The compact portraits populated the room in the way that they had only ever done in life together on three occasions, the last being the pre-raid briefing when, finally, their target was revealed. Dan Llywelyn Hall had worked to restore these men to their group status but as individuals, spending time looking at a photograph of each and absorbing any biographical details, anecdotes and family reminiscences that could be gleaned at 75 years distance to determine the character in the features of each face.
The 75 years distance was briefly closed for us in the gallery when a special guest, George “Johnny” Johnson, came back into the presence of the gathered portraits, bringing with him so many memories of his own of the dams raid and of the planning and training for it.

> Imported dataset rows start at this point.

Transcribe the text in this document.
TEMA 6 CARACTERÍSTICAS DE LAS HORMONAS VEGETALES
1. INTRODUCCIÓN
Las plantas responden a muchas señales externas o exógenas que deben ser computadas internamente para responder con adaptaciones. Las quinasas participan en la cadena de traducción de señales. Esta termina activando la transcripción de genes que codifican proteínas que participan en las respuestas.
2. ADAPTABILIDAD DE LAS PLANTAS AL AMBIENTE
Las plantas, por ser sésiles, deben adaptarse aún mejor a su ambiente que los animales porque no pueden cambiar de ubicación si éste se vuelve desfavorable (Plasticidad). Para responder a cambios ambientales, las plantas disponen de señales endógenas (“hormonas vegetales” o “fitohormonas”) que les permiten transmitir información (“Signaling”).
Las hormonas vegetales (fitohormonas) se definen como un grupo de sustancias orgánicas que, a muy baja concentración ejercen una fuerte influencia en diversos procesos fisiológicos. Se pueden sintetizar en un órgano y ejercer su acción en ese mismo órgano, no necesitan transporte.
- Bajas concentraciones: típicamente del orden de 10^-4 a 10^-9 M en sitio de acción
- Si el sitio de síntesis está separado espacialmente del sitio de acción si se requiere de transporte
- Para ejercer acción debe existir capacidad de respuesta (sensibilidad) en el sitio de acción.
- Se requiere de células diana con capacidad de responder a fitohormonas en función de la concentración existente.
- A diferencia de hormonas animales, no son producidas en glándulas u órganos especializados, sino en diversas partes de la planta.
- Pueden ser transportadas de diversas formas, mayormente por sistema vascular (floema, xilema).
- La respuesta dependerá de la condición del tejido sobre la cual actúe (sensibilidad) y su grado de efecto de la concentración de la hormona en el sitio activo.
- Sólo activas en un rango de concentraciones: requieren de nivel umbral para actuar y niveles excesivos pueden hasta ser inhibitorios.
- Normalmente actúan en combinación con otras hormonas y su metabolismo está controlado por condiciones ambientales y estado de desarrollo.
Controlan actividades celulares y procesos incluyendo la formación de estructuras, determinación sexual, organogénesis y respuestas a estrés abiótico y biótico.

He took his seat at the end of the exhibition space, next to a larger portrait of his current self which Dan Llywelyn Hall had painted, in addition to the smaller one of young Sergeant Johnson, bomb-aimer of the crew of Lancaster AJ-T, taking its place in the sets on the long side walls, which were arranged in sevens, seven being a Lancaster’s crewsworth.
Johnny Johnson and Dan Llywelyn Hall
With some prompting questions from the artist, the 96 year old airman talked a bit about the raid in 1943 and described how the specialist bomb sight (which he holds in the large portrait) was something that had needed re-making to be useful. He also talked about the excitement of flying on 17 May this year in the RAF’s Battle of Britain Memorial Flight Lancaster over the Derwent Dam. He remarked that, this time, he had been given a chair to use in the bomb-aimer’s station, which was a lot more comfortable than lying flat in the blister, as he had needed to when directing the pilot into position over the target.

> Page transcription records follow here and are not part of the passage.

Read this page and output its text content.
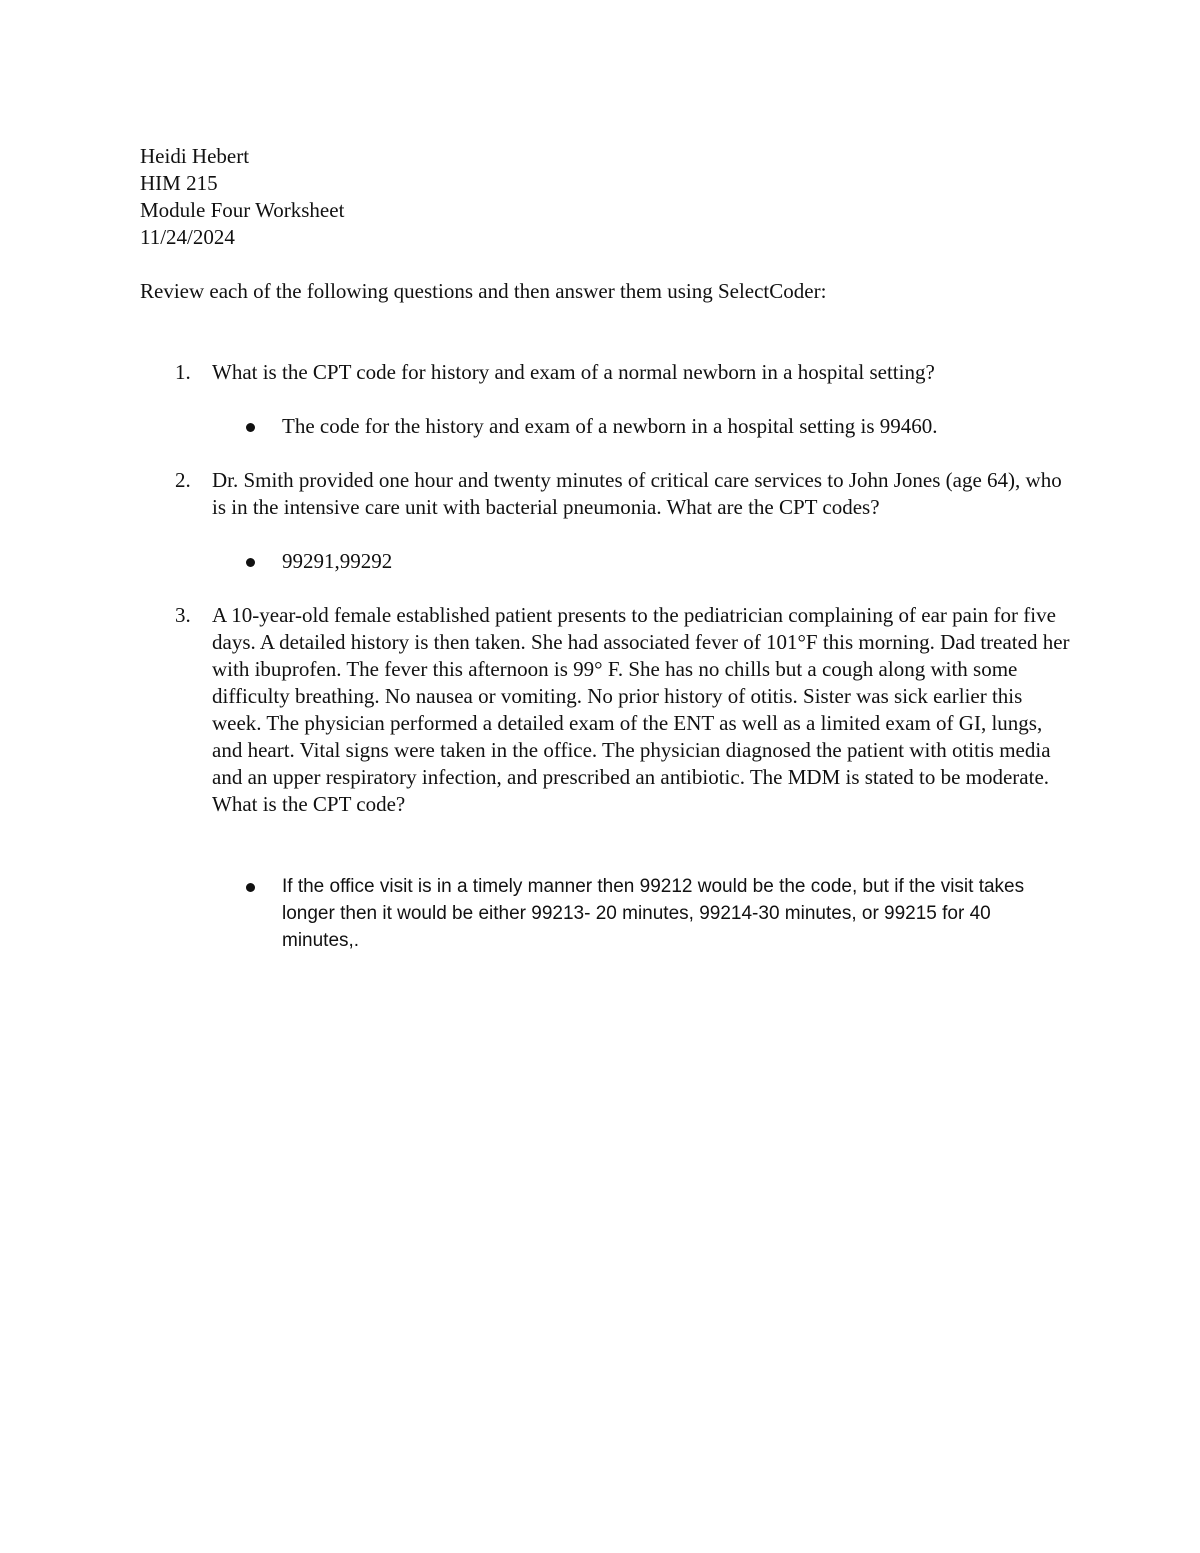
Heidi Hebert
HIM 215
Module Four Worksheet
11/24/2024
Review each of the following questions and then answer them using SelectCoder:
1.	What is the CPT code for history and exam of a normal newborn in a hospital setting?
The code for the history and exam of a newborn in a hospital setting is 99460.
2.	Dr. Smith provided one hour and twenty minutes of critical care services to John Jones (age 64), who is in the intensive care unit with bacterial pneumonia. What are the CPT codes?
99291,99292
3.	A 10-year-old female established patient presents to the pediatrician complaining of ear pain for five days. A detailed history is then taken. She had associated fever of 101°F this morning. Dad treated her with ibuprofen. The fever this afternoon is 99° F. She has no chills but a cough along with some difficulty breathing. No nausea or vomiting. No prior history of otitis. Sister was sick earlier this week. The physician performed a detailed exam of the ENT as well as a limited exam of GI, lungs, and heart. Vital signs were taken in the office. The physician diagnosed the patient with otitis media and an upper respiratory infection, and prescribed an antibiotic. The MDM is stated to be moderate. What is the CPT code?
If the office visit is in a timely manner then 99212 would be the code, but if the visit takes longer then it would be either 99213- 20 minutes, 99214-30 minutes, or 99215 for 40 minutes,.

Later, the artist invited the poet Oliver James Lomax to read some of his poems, starting with one called “Dambuster” which appears in the commemorative book recording the exhibition.
Oliver James Lomax reads his poem
Representatives of associated charities had been invited to speak on their particular interest and, generously, Johnny Johnson encouraged us all to give for the charitable causes by signing copies of the large portrait and of the books connected with the exhibition.
Rewarded by Dan Llywelyn Hall with a bottle of Welsh whisky from the Penderyn distillery and holding a glass of red wine for immediate consumption, Johnny Johnson took to his feet and stood in front of the main portrait as the people gathered in the gallery applauded his spirit and his evident determination to keep the 617 narrative in the public eye.
Afterwards, he slowly walked round the portraits, looking hard into the other 132 faces and seeing there things which the rest of us, spared the searing of that Dambuster night, can only guess at.